Researchers use the model to examine phenomena ranging from El Niño–Southern Oscillation to Atlantic Meridional Overturning Circulation, cryosphere dynamics connected to Greenland ice sheet and Antarctic ice sheet responses, and terrestrial carbon feedbacks tied to Amazon rainforest and Siberian permafrost dynamics. Policy-relevant analyses support mitigation and adaptation discussions relevant to the Paris Agreement, national assessments such as those by the U.S. Global Change Research Program, and sectoral studies for the World Bank and IPCC authors. The model contributes to cross-disciplinary studies linking to paleoclimate proxy syntheses from projects like the PAGES (Past Global Changes) initiative and modern observational programs run by NOAA, NASA, European Space Agency, and regional agencies including Met Office and Environment and Climate Change Canada.
Validation employs observational datasets from satellite missions such as TOPEX/Poseidon, Jason, MODIS, Aqua (satellite), and reanalysis products like ERA-Interim, ERA5, MERRA-2, and observational networks maintained by Global Ocean Observing System and Global Climate Observing System. Model intercomparison occurs through participation in CMIP5 and CMIP6, coordinated experiments overseen by the World Climate Research Programme and evaluated by research centers including NCAR, GFDL, IPSL, EC-Earth, Met Office Hadley Centre, Max Planck Institute for Meteorology, and CSIRO. Performance tuning and scalability are assessed on supercomputers such as Summit (supercomputer), Fugaku, Titan (supercomputer), and cluster systems at NERSC with profiling contributed by teams at Argonne National Laboratory and Oak Ridge National Laboratory.

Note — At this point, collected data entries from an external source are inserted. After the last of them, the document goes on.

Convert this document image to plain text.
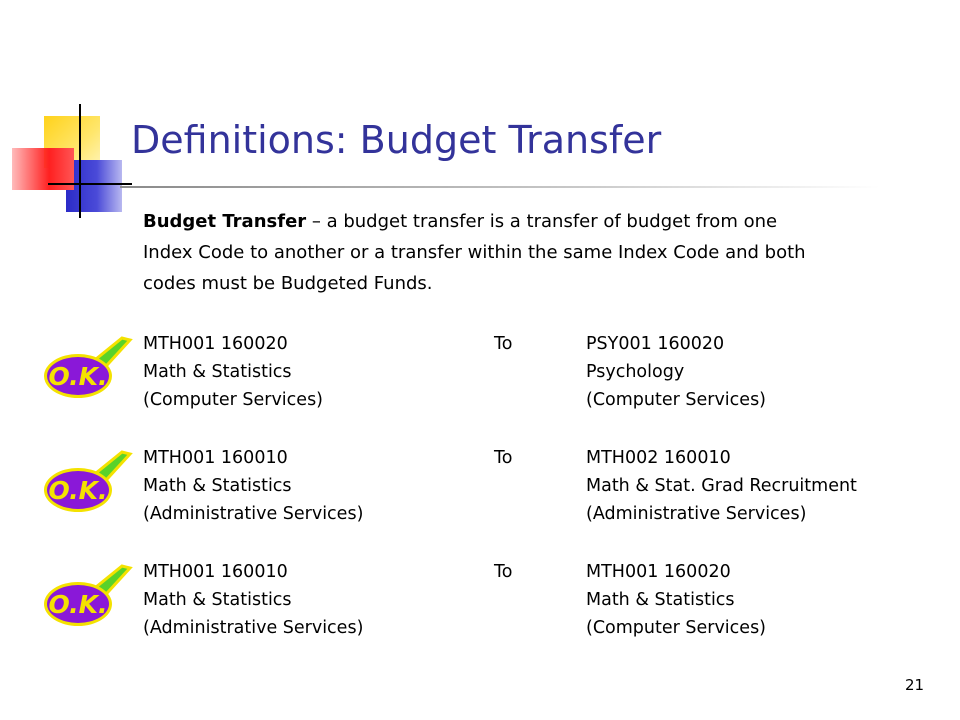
Definitions: Budget Transfer
Budget Transfer – a budget transfer is a transfer of budget from one
Index Code to another or a transfer within the same Index Code and both
codes must be Budgeted Funds.
O.K.
MTH001 160020
Math & Statistics
(Computer Services)
To	PSY001 160020
Psychology
(Computer Services)
O.K.
MTH001 160010
Math & Statistics
(Administrative Services)
To	MTH002 160010
Math & Stat. Grad Recruitment
(Administrative Services)
O.K.
MTH001 160010
Math & Statistics
(Administrative Services)
To	MTH001 160020
Math & Statistics
(Computer Services)
21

The project operates as a community model with governance involving consortia including NCAR, the U.S. Department of Energy, and academic partners such as University of Washington, University of California, Los Angeles, Iowa State University, University of Colorado Boulder, University of Michigan, Yale University, Harvard University, Princeton University, and Stanford University. Development follows open-source practices with code management, issue tracking, and contribution workflows similar to those used by GitHub-hosted scientific projects and supported through training workshops at meetings like the American Geophysical Union Fall Meeting and European Geosciences Union General Assembly. Outreach and capacity building engage international partners including Indian Institute of Science, Chinese Academy of Sciences, Australian National University, University of Cape Town, and Brazilian National Institute for Space Research. The community coordinates model experiments through portals and archives linked to Earth System Grid Federation resources and stewardship by institutions such as NCAR and DOE laboratories.